Pousette-Dart was involved in all three of those events. But at the same time he was an outsider, even amongst these other outsiders. Unlike most of his peers, he was a vegetarian who avoided alcohol. He rarely hung out at bars, nor did he openly struggle with anxiety and depression. On the contrary, Pousette-Dart was optimistic that somehow the fear and anxiety of his generation could be replaced with hope and transcendence, and that art could play a primary role in that transformation. Perhaps because he did not fit in socially, or perhaps simply because he wanted a quieter, more contemplative environment in which to work, he left New York City in 1951, right when the New York School was becoming famous. With his wife and children, he moved upstate and settled into a philosophy-driven studio practice, one which allowed him to evolve a distinctive personal style based on color, harmony, and simplicity, and that shared little in common with his contemporaries back in the city.
Richard Pousette-Dart - Untitled, 1944. Oil on canvas. 39 × 52 in (99.1 × 132.1 cm). Michael Rosenfeld Gallery. © 2019 Richard Pousette-Dart.
A Pointed Renaissance
During his lifetime, Pousette-Dart received many accolades, including retrospectives at the Whitney Museum of Art and the Indianapolis Museum of Art. And since his death in 1992, his work has been featured in retrospectives at the Whitney, the Metropolitan Museum of Art, the Guggenheim (New York and Venice), and the Philips Collection in Washington, DC, among others. Yet despite such attention his oeuvre remains somewhat under appreciated, especially by international audiences. One explanation commonly offered for this perceived neglect is the theory that people are not interested in an optimistic Abstract Expressionist – they prefer the depressed, alcoholic variety. Another theory suggests that the idiosyncratic style he developed after leaving New York made his work difficult to categorize, and thus hard for dealers to sell.
Richard Pousette-Dart - Untitled, 1977. Graphite on paper. 22 3/4 × 30 in (57.8 × 76.2 cm). Michael Rosenfeld Gallery. © 2019 Richard Pousette-Dart.
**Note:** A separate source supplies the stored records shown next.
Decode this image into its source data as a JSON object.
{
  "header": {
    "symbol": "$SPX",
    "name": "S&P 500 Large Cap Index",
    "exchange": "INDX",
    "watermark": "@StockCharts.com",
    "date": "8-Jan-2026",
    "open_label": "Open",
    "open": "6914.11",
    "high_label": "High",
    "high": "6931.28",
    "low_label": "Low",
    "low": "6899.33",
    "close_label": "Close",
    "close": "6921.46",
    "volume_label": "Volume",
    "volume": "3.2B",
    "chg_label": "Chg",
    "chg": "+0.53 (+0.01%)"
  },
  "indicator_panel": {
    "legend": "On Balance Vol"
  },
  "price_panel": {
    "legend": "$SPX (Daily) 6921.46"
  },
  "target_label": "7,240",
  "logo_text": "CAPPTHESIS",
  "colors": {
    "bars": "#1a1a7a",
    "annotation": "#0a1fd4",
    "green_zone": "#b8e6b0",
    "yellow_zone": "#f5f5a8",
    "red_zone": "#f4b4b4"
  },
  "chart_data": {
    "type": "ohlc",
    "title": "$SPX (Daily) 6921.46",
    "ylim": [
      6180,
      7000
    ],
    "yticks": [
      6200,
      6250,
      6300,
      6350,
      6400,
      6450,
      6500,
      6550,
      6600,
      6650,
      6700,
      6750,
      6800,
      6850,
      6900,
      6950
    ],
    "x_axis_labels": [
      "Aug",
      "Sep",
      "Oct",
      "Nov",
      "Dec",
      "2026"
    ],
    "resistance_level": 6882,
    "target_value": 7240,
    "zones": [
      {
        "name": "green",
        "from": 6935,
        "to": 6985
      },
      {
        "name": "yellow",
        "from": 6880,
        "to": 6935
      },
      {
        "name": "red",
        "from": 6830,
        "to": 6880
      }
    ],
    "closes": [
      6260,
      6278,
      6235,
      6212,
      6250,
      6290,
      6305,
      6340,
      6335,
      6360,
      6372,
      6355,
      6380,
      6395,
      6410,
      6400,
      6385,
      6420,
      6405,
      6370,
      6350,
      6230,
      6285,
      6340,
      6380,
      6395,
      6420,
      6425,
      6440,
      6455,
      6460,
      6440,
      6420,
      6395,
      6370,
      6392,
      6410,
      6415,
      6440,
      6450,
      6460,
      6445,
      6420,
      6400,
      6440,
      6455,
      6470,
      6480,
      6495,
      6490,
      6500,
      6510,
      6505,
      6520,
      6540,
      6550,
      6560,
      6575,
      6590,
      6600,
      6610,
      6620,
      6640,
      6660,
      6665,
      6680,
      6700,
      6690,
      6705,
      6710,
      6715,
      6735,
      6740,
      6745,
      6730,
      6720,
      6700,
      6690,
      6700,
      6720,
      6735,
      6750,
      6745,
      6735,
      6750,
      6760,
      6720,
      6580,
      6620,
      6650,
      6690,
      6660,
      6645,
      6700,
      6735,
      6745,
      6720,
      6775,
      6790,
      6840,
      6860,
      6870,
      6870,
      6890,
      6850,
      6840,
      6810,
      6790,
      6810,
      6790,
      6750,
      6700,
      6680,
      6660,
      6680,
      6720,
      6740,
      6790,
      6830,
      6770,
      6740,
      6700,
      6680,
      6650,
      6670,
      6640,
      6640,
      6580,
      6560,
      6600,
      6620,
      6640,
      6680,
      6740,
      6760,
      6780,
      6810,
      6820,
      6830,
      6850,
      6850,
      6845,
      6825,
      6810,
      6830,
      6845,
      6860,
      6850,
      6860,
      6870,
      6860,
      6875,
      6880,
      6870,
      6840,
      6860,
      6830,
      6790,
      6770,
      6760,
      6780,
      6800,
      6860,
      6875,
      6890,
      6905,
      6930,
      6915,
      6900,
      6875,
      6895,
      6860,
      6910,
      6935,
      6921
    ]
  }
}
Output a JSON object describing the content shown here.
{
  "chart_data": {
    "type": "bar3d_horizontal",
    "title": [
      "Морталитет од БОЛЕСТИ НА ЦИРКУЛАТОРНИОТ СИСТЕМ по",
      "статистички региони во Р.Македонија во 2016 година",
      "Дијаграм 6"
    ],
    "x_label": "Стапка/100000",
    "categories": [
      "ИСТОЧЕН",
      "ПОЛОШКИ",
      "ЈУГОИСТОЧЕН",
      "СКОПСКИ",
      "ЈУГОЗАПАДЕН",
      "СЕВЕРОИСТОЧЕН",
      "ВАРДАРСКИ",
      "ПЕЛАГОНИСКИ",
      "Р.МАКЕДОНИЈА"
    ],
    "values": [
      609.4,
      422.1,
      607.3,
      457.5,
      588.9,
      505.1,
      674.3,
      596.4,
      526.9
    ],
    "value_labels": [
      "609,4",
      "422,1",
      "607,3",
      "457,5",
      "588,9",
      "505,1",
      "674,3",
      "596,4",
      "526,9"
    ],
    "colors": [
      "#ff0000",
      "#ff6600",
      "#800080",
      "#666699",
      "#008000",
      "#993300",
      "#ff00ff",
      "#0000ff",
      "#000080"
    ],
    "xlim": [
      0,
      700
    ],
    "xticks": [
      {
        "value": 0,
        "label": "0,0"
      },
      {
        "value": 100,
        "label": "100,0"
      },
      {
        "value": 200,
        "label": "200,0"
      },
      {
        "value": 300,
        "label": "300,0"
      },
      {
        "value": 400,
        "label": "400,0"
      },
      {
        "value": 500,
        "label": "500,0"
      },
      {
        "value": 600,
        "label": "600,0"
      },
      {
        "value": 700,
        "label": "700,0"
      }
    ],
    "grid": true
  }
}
There is, however, at least one alternative point of view to consider: that Pousette-Dart has not been neglected; he was perhaps just slightly ahead of his time. Consider Hilma af Klint, the supreme abstract spiritualist of the Modern era. Only now that her retrospective graces the walls of the Guggenheim in New York are mass audiences becoming aware of her work. She was more than a century ahead of her time. Pousette-Dart is in her lineage – an intuitive, self-taught spiritualist who believed in the mystical and universal potentialities of abstract art. With two recent exhibitions introducing his work to British audiences – one recently ended in Cambridge, and another on view through 20 February 2019 at Pace London – it seems the time is right for us to re-examine Pousette-Dart in context with contemporary trends. Maybe his work did not fit in with the cynicism of his own generation. But in our time, as we face down our own concrete troubles and fears, his glimpse of a more hopeful and unified (if unseen) world are just what we need.
Featured image: Richard Pousette-Dart - Within the Room, 1942. Oil on canvas and wood. 36 × 60in. (91.4 × 152.4 cm). Whitney Museum of American Art, New York; 50th Anniversary gift of the artist 2014.99. © 2019 Richard Pousette-Dart.